Republicans predict Reno will nix counsel

WASHINGTON - Attorney General Janet Reno said Monday she has not decided yet whether to seek an independent counsel to investigate telephone fund-raising by President Clinton and Vice President Al Gore. Republicans predicted she would not.

Leaving a World AIDS Day ceremony at the Justice Department, Reno was asked if she had reached decisions on any independent counsel matters. "No, not yet," she replied.

"I think it probably will be" Tuesday before a decision is reached, she added.

Tuesday is the deadline for her to inform a special court of her decisions.

Reno met for 2 1/2 hours Sunday with top aides and leaders of her campaign finance task force, who have recommended she decline to seek independent counsels to probe Clinton and Gore or former Energy Secretary Hazel O'Leary.

Aides indicated that, as is her practice at pre-decision meetings, Reno asked questions but didn't volunteer her thinking.

Nevertheless, Reno's aides anticipated she would follow the recommendation of her task force against seeking independent counsels on Clinton, Gore or O'Leary. Reno's questions about the documents explaining those decisions, they noted, have not pointed to any change in the direction that the task force and Reno have been headed for several weeks.

But Republicans used appearances on Sunday talk shows to predict that Reno would opt against an independent counsel.

Sen. Orrin Hatch, R-Utah, chairman of the Senate Judiciary Committee, said on "Fox News Sunday" that Justice Department aides were "politically advising her not to do this rather than advising her to live within the law and do what's right."

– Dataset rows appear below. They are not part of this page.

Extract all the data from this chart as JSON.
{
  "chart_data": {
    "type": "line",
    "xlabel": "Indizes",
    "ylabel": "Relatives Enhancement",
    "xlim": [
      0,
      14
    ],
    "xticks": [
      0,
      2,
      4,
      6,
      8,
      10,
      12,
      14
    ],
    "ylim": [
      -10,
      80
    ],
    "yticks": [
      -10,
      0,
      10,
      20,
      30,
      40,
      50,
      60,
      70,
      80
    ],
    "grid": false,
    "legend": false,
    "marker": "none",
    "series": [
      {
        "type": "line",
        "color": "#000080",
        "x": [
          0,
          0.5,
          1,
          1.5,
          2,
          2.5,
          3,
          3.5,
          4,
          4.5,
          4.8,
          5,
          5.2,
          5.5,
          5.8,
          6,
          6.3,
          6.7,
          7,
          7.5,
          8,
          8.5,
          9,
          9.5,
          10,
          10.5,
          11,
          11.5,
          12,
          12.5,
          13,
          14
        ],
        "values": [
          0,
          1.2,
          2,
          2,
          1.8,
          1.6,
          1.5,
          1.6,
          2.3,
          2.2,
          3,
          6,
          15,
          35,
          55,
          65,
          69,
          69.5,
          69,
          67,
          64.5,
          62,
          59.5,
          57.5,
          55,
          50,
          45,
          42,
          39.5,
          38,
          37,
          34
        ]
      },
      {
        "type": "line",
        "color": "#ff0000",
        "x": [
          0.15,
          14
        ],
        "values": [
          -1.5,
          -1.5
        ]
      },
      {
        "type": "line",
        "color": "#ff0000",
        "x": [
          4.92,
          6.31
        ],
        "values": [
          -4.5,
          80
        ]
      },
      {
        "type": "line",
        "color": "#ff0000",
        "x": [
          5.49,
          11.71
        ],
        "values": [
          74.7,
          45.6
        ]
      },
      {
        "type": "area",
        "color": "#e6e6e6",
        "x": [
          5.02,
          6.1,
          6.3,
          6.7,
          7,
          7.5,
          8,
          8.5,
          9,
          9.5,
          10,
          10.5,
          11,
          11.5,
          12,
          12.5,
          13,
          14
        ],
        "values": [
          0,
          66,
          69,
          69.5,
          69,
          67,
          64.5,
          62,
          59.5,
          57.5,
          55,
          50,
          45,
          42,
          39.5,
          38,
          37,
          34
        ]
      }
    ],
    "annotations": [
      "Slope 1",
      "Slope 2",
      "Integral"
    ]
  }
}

Sen. Arlen Specter, R-Pa., said he also was resigned to a negative decision by Reno. "I think she just has a blind spot," he said on ABC's This Week.

Gore has acknowledged making telephone calls from the White House to solicit contributions for the 1996 election campaign. Clinton has said he may have made calls but doesn't recall having done so.

The Justice Department task force has concluded that the 114-year-old statute that bars solicitation of campaign contributions in federal offices was aimed at protecting federal workers and was never intended to ban phone calls to private citizens from officials seeking contributions.

Hatch said he agreed with Reno that phone calls alone were not enough to trigger the Independent Counsel Act. "That's a false and bogus issue," he said on NBC's Meet the Press.

But he said that by focusing on that single issue, Reno was ignoring larger reasons for appointing an independent counsel. He said those include "the misuse of soft money, the misuse of hard money, the collection of hard money in an improper way, the influence of foreigners in our process."

Soft money refers to funds earmarked for general purposes by a political party, while hard money is intended for specific candidates.

Rep. Barney Frank, D-Mass., argued the Independent Counsel Act is triggered only when there is specific evidence that a crime has been committed, and that exhaustive investigations by congressional committees have failed to turn up such evidence.

"They have come up with evidence of where we have abuses that require, I think, changes in the law, which paradoxically, of course, most of the Republicans are against," Frank said on NBC.

Justice Department spokesman Bert Brandenburg said Reno spent part of Sunday studying the findings of the task force. In mid-afternoon, Deputy Attorney General Eric Holder, task force chief Charles LaBella and several other lawyers arrived for the meeting with Reno.

Brandenburg insisted that Reno's decision would be based on the evidence. "The attorney general is ready and willing to take any credible allegations forward as she has done on the issue of the phone calls," he said. "Where they are specific and credible, we will take them forward, where not, we cannot."

Hatch also contended that "war has already broken out" between the FBI and Justice Department attorneys because FBI Director Louis Freeh supports an independent counsel.

"When you have a squabble between the attorney general and the head of the FBI, you know darn well that there's a reason to appoint an independent counsel and to get rid of the conflict of interest," he said on NBC.

Freeh and Reno met last week, Brandenburg said, and "the FBI has had every opportunity to make its views known."

Along with the decision on the Clinton-Gore investigation, Reno also must decide by Tuesday whether an independent counsel should investigate allegations that then-Energy Secretary O'Leary solicited a charitable contribution in return for meeting with a group of Chinese businessmen.

She has until mid-December to decide whether the independent counsel should be named to look into what role, if any, Clinton played in the Interior Department's rejection of an Indian casino that was opposed by other tribes that had donated to the Democratic Party. She has until Feb. 11, 1998, to decide whether a counsel is needed to look at Interior Secretary Bruce Babbitt's role in that decision.